22.12.2010

yayla

fakir baykurt

birçok şey sakıncasıyla güzeldir.

ben bizim köylülerin uyanacağını sanmıyorum. dünyaya buzağı gelmiş, öküz gider bunlar. oylarını götürüp yalancı dürzülere kakarlar. ulan insan yalana bir kanar, iki kanar, sürekli kanmaz ki!

nane kokusu, ana kokusu; fesleğen kokusu, oynaş kokusu.

boş oturmaktansa boşa çalışmak iyidir.

dedikleri kadar varmışsın. gönlümün ortasına kurdun tahtını!

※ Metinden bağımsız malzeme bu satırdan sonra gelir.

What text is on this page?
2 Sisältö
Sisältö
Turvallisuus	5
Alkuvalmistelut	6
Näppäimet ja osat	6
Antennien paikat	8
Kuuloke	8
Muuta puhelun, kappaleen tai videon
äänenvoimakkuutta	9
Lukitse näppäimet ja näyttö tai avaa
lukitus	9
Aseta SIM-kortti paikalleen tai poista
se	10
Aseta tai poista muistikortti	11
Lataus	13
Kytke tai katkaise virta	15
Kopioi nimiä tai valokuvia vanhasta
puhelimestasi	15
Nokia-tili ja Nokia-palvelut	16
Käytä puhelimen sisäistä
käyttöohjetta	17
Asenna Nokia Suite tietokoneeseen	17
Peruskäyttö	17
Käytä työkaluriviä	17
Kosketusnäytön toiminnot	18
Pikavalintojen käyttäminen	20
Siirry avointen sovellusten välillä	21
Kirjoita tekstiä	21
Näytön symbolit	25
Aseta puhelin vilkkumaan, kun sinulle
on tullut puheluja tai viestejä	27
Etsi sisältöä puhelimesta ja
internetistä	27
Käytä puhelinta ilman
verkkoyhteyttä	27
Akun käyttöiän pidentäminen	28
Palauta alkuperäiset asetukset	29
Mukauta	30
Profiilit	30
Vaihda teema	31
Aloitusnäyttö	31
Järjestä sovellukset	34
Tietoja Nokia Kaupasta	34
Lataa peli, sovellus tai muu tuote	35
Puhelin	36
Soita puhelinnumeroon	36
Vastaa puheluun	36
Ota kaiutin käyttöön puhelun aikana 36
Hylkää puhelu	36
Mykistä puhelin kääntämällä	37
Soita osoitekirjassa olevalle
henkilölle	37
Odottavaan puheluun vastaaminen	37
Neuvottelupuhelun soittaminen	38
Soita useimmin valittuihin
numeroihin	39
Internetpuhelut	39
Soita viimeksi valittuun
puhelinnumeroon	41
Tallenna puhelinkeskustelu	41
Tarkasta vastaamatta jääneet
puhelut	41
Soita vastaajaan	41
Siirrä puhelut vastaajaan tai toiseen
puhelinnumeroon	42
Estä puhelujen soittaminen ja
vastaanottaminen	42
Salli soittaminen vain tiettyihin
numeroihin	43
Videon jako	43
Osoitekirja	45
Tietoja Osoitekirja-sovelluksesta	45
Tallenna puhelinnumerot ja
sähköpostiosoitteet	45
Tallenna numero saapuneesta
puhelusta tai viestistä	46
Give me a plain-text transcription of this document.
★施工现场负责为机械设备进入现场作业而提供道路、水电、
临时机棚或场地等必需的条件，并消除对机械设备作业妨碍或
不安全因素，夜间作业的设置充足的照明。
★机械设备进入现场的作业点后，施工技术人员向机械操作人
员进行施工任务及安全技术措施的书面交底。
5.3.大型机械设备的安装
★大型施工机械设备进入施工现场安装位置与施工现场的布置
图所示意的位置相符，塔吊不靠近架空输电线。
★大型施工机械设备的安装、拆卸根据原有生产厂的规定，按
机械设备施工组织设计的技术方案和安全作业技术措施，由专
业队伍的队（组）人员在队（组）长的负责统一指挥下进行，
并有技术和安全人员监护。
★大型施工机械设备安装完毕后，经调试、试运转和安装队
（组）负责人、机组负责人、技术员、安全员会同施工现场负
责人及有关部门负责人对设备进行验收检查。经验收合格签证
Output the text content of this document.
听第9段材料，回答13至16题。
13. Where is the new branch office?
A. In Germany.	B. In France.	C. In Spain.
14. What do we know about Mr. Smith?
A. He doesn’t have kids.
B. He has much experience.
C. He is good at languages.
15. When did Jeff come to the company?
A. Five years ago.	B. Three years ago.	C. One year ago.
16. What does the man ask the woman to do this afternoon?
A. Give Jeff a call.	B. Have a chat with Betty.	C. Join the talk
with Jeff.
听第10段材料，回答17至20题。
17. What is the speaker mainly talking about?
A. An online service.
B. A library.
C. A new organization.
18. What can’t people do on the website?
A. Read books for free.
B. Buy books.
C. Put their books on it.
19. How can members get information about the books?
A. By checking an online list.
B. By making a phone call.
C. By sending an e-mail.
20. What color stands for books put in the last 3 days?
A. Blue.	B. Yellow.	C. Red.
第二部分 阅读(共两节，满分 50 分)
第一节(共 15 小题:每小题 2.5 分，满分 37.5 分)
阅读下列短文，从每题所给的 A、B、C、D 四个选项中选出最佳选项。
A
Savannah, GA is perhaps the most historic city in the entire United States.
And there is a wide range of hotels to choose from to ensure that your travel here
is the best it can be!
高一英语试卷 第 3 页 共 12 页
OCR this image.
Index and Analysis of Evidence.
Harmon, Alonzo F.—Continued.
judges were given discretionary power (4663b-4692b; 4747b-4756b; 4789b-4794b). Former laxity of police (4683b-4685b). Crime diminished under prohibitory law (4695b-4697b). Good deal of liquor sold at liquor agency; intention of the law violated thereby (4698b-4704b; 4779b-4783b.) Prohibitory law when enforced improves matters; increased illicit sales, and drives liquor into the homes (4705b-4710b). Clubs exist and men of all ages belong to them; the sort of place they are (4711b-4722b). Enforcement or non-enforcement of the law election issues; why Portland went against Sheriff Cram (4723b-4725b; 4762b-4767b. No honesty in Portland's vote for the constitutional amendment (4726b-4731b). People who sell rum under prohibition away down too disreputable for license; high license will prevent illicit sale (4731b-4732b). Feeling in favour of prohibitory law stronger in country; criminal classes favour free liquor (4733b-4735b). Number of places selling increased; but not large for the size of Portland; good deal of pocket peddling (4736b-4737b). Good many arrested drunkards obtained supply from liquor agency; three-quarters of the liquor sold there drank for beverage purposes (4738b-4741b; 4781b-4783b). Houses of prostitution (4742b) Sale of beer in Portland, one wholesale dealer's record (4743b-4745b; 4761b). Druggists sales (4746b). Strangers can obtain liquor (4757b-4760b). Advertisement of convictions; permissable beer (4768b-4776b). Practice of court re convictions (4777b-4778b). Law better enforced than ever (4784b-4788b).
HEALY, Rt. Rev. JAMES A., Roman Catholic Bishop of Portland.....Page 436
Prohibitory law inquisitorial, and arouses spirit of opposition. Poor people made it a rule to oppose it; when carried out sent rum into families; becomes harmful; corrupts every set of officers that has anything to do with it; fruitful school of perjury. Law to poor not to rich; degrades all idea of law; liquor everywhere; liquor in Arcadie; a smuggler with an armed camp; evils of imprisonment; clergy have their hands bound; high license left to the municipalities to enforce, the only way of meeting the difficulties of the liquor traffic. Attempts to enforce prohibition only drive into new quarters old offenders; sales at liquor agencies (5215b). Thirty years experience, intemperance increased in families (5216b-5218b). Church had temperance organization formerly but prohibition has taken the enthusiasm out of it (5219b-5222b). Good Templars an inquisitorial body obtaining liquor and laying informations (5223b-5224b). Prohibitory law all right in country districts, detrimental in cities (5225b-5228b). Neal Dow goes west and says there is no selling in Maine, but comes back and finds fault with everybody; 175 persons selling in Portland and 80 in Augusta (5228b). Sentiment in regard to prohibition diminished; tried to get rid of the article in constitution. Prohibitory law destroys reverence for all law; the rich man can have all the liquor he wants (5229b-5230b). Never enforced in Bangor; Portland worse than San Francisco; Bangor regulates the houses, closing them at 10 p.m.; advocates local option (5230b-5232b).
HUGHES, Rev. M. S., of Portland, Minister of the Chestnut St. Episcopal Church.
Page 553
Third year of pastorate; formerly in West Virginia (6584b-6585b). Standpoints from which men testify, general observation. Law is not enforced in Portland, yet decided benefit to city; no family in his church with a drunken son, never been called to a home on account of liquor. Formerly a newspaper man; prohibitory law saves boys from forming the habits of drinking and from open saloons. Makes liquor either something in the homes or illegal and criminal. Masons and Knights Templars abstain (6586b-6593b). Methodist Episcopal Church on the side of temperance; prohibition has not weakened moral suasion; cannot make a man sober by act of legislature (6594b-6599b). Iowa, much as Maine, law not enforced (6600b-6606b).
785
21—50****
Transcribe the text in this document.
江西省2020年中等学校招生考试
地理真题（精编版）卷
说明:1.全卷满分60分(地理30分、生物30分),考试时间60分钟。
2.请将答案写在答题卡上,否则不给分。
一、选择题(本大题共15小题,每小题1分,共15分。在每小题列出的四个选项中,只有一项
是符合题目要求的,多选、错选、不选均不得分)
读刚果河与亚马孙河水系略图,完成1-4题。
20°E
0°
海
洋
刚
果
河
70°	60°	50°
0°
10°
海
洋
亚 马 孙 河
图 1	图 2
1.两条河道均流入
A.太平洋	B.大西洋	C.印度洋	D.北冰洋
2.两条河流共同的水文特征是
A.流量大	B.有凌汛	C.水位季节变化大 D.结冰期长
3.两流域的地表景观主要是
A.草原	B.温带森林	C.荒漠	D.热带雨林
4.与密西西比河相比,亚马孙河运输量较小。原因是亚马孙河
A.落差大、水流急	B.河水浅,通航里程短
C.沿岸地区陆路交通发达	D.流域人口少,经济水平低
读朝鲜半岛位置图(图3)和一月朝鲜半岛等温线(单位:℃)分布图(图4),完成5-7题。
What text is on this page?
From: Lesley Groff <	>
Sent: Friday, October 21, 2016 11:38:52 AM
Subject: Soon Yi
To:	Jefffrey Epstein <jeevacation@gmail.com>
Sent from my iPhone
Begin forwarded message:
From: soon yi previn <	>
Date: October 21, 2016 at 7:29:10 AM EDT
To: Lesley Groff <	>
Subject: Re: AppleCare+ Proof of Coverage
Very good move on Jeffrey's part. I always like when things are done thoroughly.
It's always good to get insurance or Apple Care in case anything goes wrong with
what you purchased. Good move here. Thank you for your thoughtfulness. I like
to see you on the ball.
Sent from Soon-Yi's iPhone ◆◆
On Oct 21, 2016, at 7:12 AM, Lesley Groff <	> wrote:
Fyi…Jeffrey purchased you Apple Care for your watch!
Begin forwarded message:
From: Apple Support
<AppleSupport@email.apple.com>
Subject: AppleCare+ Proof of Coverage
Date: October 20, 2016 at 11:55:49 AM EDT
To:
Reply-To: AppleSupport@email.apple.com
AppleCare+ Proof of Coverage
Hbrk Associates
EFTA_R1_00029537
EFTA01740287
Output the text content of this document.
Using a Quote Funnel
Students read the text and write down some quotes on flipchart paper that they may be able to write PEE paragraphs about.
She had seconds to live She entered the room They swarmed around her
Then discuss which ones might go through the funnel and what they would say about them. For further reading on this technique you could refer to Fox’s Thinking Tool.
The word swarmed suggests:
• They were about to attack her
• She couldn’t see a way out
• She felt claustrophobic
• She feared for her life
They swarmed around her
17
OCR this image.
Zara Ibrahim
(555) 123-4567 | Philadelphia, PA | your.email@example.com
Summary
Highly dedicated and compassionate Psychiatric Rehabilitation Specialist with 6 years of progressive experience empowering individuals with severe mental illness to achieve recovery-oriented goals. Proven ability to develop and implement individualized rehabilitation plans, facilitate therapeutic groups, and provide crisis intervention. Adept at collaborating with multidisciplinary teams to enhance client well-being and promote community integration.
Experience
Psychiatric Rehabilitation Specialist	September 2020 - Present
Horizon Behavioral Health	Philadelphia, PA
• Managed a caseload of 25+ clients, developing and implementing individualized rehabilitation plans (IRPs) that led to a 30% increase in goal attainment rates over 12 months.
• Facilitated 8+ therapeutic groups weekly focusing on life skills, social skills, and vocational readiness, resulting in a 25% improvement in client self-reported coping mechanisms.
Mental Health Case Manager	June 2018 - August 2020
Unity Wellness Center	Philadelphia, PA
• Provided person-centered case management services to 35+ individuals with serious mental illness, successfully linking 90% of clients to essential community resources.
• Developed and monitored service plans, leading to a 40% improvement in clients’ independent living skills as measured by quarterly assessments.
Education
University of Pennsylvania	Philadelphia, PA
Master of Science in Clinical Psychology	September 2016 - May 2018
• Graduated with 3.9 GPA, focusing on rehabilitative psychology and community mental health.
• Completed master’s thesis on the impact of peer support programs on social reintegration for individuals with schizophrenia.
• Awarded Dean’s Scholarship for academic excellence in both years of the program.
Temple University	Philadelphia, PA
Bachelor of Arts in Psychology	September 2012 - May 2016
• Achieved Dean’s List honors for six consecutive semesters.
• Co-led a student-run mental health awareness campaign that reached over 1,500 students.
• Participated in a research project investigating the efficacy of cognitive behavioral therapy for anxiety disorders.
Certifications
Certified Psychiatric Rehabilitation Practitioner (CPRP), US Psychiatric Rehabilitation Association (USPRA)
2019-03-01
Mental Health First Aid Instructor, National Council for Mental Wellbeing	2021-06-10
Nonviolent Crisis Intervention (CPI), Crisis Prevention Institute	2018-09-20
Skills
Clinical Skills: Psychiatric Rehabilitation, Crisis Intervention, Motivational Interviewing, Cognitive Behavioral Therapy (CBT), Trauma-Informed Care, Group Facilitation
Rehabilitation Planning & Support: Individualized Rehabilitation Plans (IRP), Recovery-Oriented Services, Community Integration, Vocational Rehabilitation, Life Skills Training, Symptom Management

bozuk, hem de yorgun bir yönetim bizimki! tükenmiş bir sınıf ve onun bürokrat kadroları ancak bu kadarını yapabiliyor! tükenmiş, iflas etmişler.

acı, her şeyi bastırıyor.

"sınırlarımız ve olanaklarımız içinde cipi çalıştırıp gülcan'ı hastaneye götüreceğiz, sayın hocam! size bunun için yalvarmaya geldim. altan'a baktı. kendisinin yirmi, yirmi beş yıl öncesini buldu çırpınışlarında. bir süre böyle yalvaracak, ardından saldırıya geçecek. biliyor şimdi böyle olanın az sonra nasıl olacağını. "benim bunu istemediğimi düşünmüyorsun herhalde, değil mi altan? böyle düşünürsen, yanlıştan yola çıkmış olursun. sen de, arkadaşların da, önce doğruyu bilin. biz burda bir üniversite ekibiyiz. amacımız ve sınırımız saptanık. burda sadece bir kazı yapmakla görevliyiz. bir cipimiz var. bir de hastamız. hastanın şehirdeki hastaneye en hızlı araçla gitmesi gerekiyor. yol durumu kötü. başka araç yok. üstelik her durumda en uygun araç bir land rover cip. o da bizimki. aracı verelim, sorun çözülsün. sorun + araç = amaç! mantık böyle gösteriyor. ama işin bir yanıdır bu ve görünüşüdür. öz ise değişiktir. çünkü bu cip, halkın sağlık işleri için ayrılmış değildir. kazı hizmetleri için ayrılmıştır. lastik ve yakıt giderleri kazı hizmetleri için ayrılmıştır. şoförü de bunun içindir. biz bunu, o amaç yerine bu amaç için kullanırsak, yasa önünde sorumlu düşeriz. bunu yapamam! yapmak isterim. fakat yapamam. burda iki şeyi kesin ayırmak zorundayız: duygularımızın dediğiyle, aklımızın dediğini."

"hiçbir şey candan değerli olamayacağına göre, bütün bürokratik koşulları aşıp karar vermek gerekir, hocam. sorun budur. bir aydın ve hoca olarak bizim önümüzde böyle bir sınavla karşı karşıyasınız şimdi! özür dilerim. kusurumu hoş görün; ama açık sözle anlatılmak istenirse durum budur."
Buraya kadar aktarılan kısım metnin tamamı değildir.